Ini merupakan pekerjaan rumah yang tidak ringan. Untuk itu harus ada upaya-upaya yang dilakukan untuk merubah public opini dan cara pandang masyarakat terhadap NU. Adapun upaya-upaya yang mungkin dilakukan (meskipun memakan waktu yang lama) di antaranya adalah:
Pertama, mengembangkan pola pendidikan pesantren yang terkesan cenderung feodal menjadi pola pendidikan yang lebih berorientasi demokratisasi wawasan dan pemikiran para santri. Karena basis dan benteng pendidikan jam’iyyah NU adalah pesantren, maka perubahan dari sistem pendidikan yang cenderung feodal ke arah pendidikan yang lebih demokratis harus dimulai dari pesantren. Artinya, santri harus lebih diberi peran dalam penentuan proses belajar mengajar. Apresiasi terhadap daya kreatifitas berpikir santri lebih ditingkatkan. Sistem belajar mengajar lebih dikembangkan ke arah sistem belajar mengajar dua arah, di mana santri diberi ruang kebebasan seluas-luasnya mengembangkan wawasan dalam menyikapi suatu materi pelajaran di bawah bimbingan seorang kyai yang qualified di bidangnya dan dalam batas-batas etika moral Islami. Kitab kuning tidak lagi dianggap sebagai “kitab suci” yang mutlak kebenarannya namun dipandang sebagai karya ilmiah luhur para ulama yang alim dan arif. Dengan paradigma ini, maka memungkinkan komunitas pesantren untuk mengadakan diskusi, kajian dan bedah kitab kuning yang lebih mendalam dan intensif. Berangkat dari kondisi tersebut, maka dengan sendirinya para santri akan terpacu untuk ikut serta dalam arus proses pendewasaan dan pengembangan pemikiran intelektual.
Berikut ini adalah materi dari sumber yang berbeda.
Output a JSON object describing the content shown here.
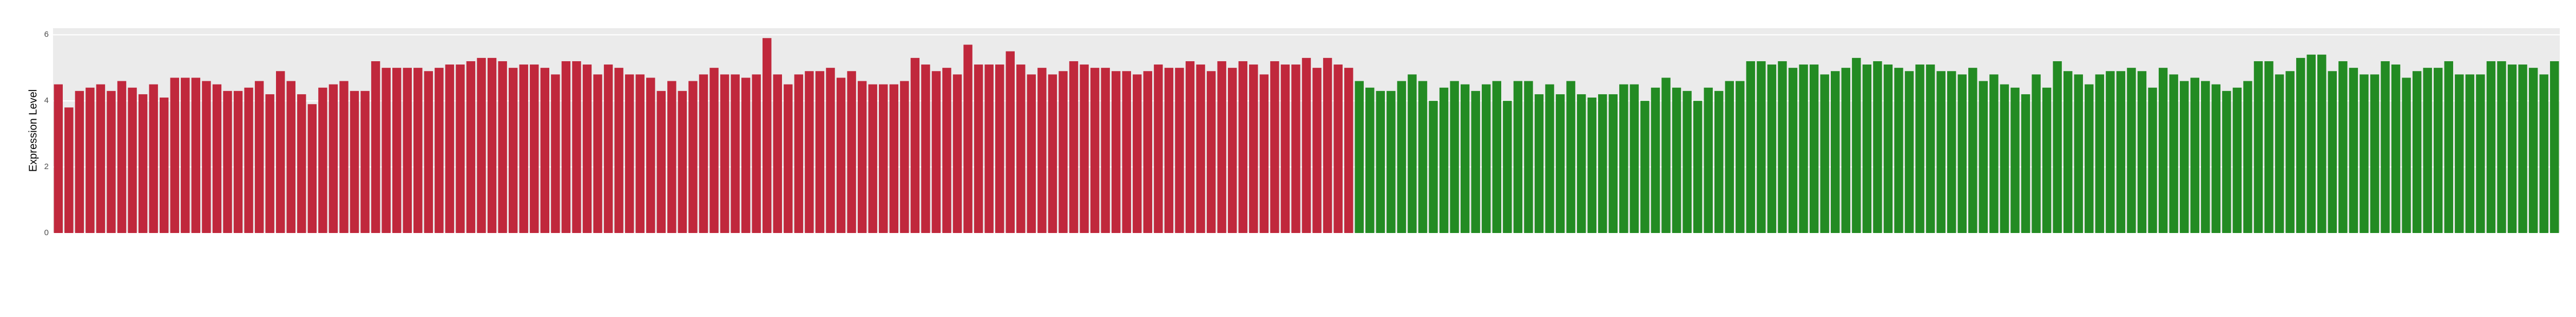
{
  "chart_data": {
    "type": "bar",
    "y_label": "Expression Level",
    "ylim": [
      0,
      6.2
    ],
    "yticks": [
      0,
      2,
      4,
      6
    ],
    "grid": true,
    "series": [
      {
        "color": "#c0283c",
        "values": [
          4.5,
          3.8,
          4.3,
          4.4,
          4.5,
          4.3,
          4.6,
          4.4,
          4.2,
          4.5,
          4.1,
          4.7,
          4.7,
          4.7,
          4.6,
          4.5,
          4.3,
          4.3,
          4.4,
          4.6,
          4.2,
          4.9,
          4.6,
          4.2,
          3.9,
          4.4,
          4.5,
          4.6,
          4.3,
          4.3,
          5.2,
          5.0,
          5.0,
          5.0,
          5.0,
          4.9,
          5.0,
          5.1,
          5.1,
          5.2,
          5.3,
          5.3,
          5.2,
          5.0,
          5.1,
          5.1,
          5.0,
          4.8,
          5.2,
          5.2,
          5.1,
          4.8,
          5.1,
          5.0,
          4.8,
          4.8,
          4.7,
          4.3,
          4.6,
          4.3,
          4.6,
          4.8,
          5.0,
          4.8,
          4.8,
          4.7,
          4.8,
          5.9,
          4.8,
          4.5,
          4.8,
          4.9,
          4.9,
          5.0,
          4.7,
          4.9,
          4.6,
          4.5,
          4.5,
          4.5,
          4.6,
          5.3,
          5.1,
          4.9,
          5.0,
          4.8,
          5.7,
          5.1,
          5.1,
          5.1,
          5.5,
          5.1,
          4.8,
          5.0,
          4.8,
          4.9,
          5.2,
          5.1,
          5.0,
          5.0,
          4.9,
          4.9,
          4.8,
          4.9,
          5.1,
          5.0,
          5.0,
          5.2,
          5.1,
          4.9,
          5.2,
          5.0,
          5.2,
          5.1,
          4.8,
          5.2,
          5.1,
          5.1,
          5.3,
          5.0,
          5.3,
          5.1,
          5.0
        ]
      },
      {
        "color": "#238b23",
        "values": [
          4.6,
          4.4,
          4.3,
          4.3,
          4.6,
          4.8,
          4.6,
          4.0,
          4.4,
          4.6,
          4.5,
          4.3,
          4.5,
          4.6,
          4.0,
          4.6,
          4.6,
          4.2,
          4.5,
          4.2,
          4.6,
          4.2,
          4.1,
          4.2,
          4.2,
          4.5,
          4.5,
          4.0,
          4.4,
          4.7,
          4.4,
          4.3,
          4.0,
          4.4,
          4.3,
          4.6,
          4.6,
          5.2,
          5.2,
          5.1,
          5.2,
          5.0,
          5.1,
          5.1,
          4.8,
          4.9,
          5.0,
          5.3,
          5.1,
          5.2,
          5.1,
          5.0,
          4.9,
          5.1,
          5.1,
          4.9,
          4.9,
          4.8,
          5.0,
          4.6,
          4.8,
          4.5,
          4.4,
          4.2,
          4.8,
          4.4,
          5.2,
          4.9,
          4.8,
          4.5,
          4.8,
          4.9,
          4.9,
          5.0,
          4.9,
          4.4,
          5.0,
          4.8,
          4.6,
          4.7,
          4.6,
          4.5,
          4.3,
          4.4,
          4.6,
          5.2,
          5.2,
          4.8,
          4.9,
          5.3,
          5.4,
          5.4,
          4.9,
          5.2,
          5.0,
          4.8,
          4.8,
          5.2,
          5.1,
          4.7,
          4.9,
          5.0,
          5.0,
          5.2,
          4.8,
          4.8,
          4.8,
          5.2,
          5.2,
          5.1,
          5.1,
          5.0,
          4.8,
          5.2
        ]
      }
    ]
  }
}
Kedua, khususnya untuk generasi muda NU adalah bangga dengan ke-NU-annya. Perlu ditekankan bahwa bangga bukan berarti takabbur, sehingga menafikan adanya kelompok-kelompok Islam lain. Sekali lagi, penulis berkeyakinan bahwa perbedaan merupakan sunnatullah yang merupakan rahmat bagi manusia yang berakal. Justru dengan perbedaan itu terjadi persaingan yang sehat dan merupakan dasar penggerak untuk saling berfastabiqul khoirot demi tercapainya Islam yang jaya. Kebenaran mutlak hanya di tangan Tuhan, jadi tidak perlu berpikiran bahwa kelompoknya yang paling benar dan unggul. harus dikembangkan pemikiran bahwa kelompok lain juga benar(selama dapat dipertanggungjawabkan dengan dasar syar’i dan i’tiqod) dan NU juga bukan kelompok yang menyimpang. Dalam bahasa dialogis perlu dan “kami juga mau disalahkan”. Juga, penulis berkeyakinan bahwa tidak sedikit generasi muda (mahasiswa) yang merasa dan minimal “berdarah” dan berkultur NU yang bertebaran di kampus-kampus sekuler. Tidak perlu merasa inferior untuk sekedar mengatakan “Ya, saya NU” kepada kelompok lain. Dan tidak perlu risau atas label tradisionalis kampungan dan sektarian. Kalau tidak kita (khususnya mahasiswa pergururan tinggi non agama), siapa yang akan -minimal – memberikan sumbangan tenaga, keahlian dan pikiran keapda NU demi izzul Islam wa al muslimin?